En 2012, une autre équipe de chercheurs a réussi à identifier 32 espèces de bactéries et 2.800 ans microbes halophiles dans des échantillons d’eau du lac Vida en Antarctique. La glace de surface permanente sur le lac est la plus épaisse de glace non-glaciaire sur terre.

Selon les chercheurs, au cours de sa longue histoire, l’Antarctique était situé plus au nord et a connu un climat tropical ou tempéré, ce qui signifie qu’il était couvert de forêts, et habité par diverses formes de vie anciennes. Qu’est-ce que ça veut dire? Eh bien … étant donné le peu que nous savons de la vie sur notre planète dans le passé lointain, il est probable que les gens vivaient sur ce continent maintenant, glacé et mis au point en tant que société tout comme les gens ont fait en Afrique, en Europe et en Asie. Même si cela est quelque chose considéré comme improbable par les savants traditionnels, la seule façon que nous saurons avec certitude les secrets cachés sous la glace est en explorant le continent et permettant à la société de voir les résultats.

Pyramide en Antartique 001

Si nous revenons à l’Afrique, nous savons que les scientifiques  et les  égyptologues ont longtemps soupçonné que le Sphinx est beaucoup plus ancien qu’on ne le croit, vieux peut-être même plus de 10.000 ans.
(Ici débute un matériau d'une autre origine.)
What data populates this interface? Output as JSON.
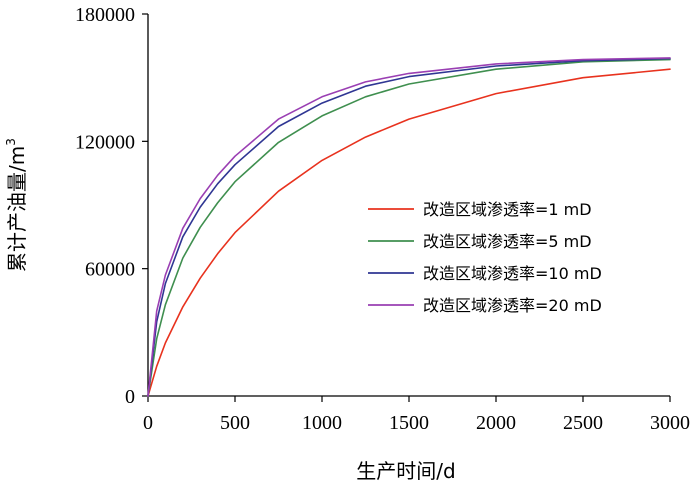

Ces théories sont pris en charge par la découverte de l’érosion de l’eau sur le Sphinx gigantesque, qui, selon les chercheurs raconte l’histoire des changements climatiques extrêmes dans le passé lointain.

Photo récente que je viens de recevoir.

Photo récente que je viens de recevoir.

Cela signifie que si le climat en Afrique et d’autres régions du monde a radicalement changé, il est possible que la même chose dans l’Antarctique dans le passé lointain. Si les chercheurs parviennent à prouver que les pyramides de l’Antarctique sont des structures artificielles, la découverte pourrait entraîner une révision majeure de l’histoire de l’humanité.

Mais les mythes et la spéculation à propos de Terra Australis remontent à l’antiquité. Autour de 350 av. J.-C. Aristote a écrit dans son livre, de la météorologie, de la région de l’Antarctique. Marinus de Tyr, un géographe grec, cartographe et mathématicien a utilisé le nom d’une carte du monde du deuxième siècle après Jésus-Christ

Les gens ont cru dans le passé lointain qu’une masse appelée Terra Australis existait; un continent géant situé dans le sud de la planète qui était là pour fournir un «équilibre» pour les terres du nord de l’Europe, en Asie et en Afrique du Nord. Cette idée existe depuis l’époque de Ptolémée, le premier siècle après J.-C.